„Die letzten zwei Monate ihres Lebens hatte ich meine Schwester zurück“

„Die letzten zwei Monate ihres Lebens hatte ich meine Schwester


Statue Krista van der Niet

Mara van Oorschot (43) starb am 12. Mai 2021 durch Euthanasie aufgrund hoffnungslosen psychischen Leidens. Sie war die Tochter von Marijke van Oorschot (76, im Ruhestand) und die einzige Schwester von Tanja (46, Projektleiterin ASML). Tanja hat eine Beziehung mit Sabine (51), mit der sie zwei Söhne im Alter von 5 und 3 Jahren hat.
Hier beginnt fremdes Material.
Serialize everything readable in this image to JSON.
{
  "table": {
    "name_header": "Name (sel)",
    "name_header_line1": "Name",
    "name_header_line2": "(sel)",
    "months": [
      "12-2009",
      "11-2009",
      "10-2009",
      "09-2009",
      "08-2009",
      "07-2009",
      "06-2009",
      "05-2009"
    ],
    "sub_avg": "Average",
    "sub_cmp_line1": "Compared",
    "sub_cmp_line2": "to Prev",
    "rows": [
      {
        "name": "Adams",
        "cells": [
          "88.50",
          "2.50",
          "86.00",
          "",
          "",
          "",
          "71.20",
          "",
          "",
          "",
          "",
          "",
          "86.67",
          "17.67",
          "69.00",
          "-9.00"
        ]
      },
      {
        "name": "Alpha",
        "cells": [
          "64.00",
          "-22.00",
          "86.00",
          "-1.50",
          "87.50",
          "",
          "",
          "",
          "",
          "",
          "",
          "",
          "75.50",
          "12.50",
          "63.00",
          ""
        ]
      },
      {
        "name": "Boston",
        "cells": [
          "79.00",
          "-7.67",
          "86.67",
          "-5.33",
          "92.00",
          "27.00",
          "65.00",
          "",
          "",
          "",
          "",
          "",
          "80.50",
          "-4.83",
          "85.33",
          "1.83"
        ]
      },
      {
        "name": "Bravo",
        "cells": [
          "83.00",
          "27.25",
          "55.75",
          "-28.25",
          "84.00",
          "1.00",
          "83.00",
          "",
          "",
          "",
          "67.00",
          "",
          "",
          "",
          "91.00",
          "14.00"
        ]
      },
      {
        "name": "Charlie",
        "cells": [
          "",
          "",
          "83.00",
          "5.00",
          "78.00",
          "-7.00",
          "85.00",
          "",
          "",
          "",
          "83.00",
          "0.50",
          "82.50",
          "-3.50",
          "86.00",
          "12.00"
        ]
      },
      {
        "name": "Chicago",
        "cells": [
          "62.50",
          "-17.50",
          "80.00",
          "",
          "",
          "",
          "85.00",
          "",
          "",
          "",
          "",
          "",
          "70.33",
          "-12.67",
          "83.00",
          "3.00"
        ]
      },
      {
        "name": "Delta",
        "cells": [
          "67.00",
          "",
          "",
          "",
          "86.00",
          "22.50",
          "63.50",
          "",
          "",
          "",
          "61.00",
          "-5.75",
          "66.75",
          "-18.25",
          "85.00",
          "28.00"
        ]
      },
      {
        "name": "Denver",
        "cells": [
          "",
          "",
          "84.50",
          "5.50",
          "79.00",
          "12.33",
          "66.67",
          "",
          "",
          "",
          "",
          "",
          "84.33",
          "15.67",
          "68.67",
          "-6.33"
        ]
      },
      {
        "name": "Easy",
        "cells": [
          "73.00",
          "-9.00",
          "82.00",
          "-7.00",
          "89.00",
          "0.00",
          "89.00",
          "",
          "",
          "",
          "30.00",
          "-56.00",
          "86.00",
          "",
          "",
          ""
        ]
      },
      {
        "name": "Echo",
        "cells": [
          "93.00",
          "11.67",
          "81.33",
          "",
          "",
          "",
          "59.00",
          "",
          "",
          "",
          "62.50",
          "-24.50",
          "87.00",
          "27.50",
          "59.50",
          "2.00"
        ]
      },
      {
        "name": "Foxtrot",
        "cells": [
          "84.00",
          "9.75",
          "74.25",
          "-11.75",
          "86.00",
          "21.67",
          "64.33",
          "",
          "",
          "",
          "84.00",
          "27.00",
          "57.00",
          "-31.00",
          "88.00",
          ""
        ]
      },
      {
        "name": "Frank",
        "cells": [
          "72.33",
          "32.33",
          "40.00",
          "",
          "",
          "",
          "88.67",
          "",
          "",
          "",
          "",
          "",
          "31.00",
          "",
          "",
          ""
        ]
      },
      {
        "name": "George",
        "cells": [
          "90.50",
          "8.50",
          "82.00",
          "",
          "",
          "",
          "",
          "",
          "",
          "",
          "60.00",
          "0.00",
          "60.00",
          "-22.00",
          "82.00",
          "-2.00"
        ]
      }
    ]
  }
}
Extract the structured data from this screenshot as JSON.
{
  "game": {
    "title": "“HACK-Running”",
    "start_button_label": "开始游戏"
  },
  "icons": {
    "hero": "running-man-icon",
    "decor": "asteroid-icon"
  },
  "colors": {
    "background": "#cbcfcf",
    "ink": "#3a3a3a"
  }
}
Tanja: „Meine Eltern ließen sich scheiden, als ich 6 war und meine Schwester 4, es war eine erstklassige Scheidung. Danach sahen wir meinen Vater nicht mehr oft, aber unsere Mutter zählte doppelt. Meine Schwester Mara war ein sehr ruhiges, schüchternes und süßes Mädchen. Wir sind von Eindhoven in ein Dorf gezogen und das war eine einmalige Gelegenheit für sie. Sie liebte Käfer und die Landschaft. Ab dem 10. Lebensjahr kümmerte sie sich um Pferde, später hatte sie auch ein eigenes Pferd und ritt sehr anständig Dressur. Sie nahm an den regionalen Meisterschaften teil und schaffte es sogar in die Top Ten. Mara absolvierte eine Berufsausbildung zur Tierarzthelferin in Barneveld. Während ihres Praktikums im Zoo in Antwerpen ging einiges schief. Sie fiel in eine schwere Depression.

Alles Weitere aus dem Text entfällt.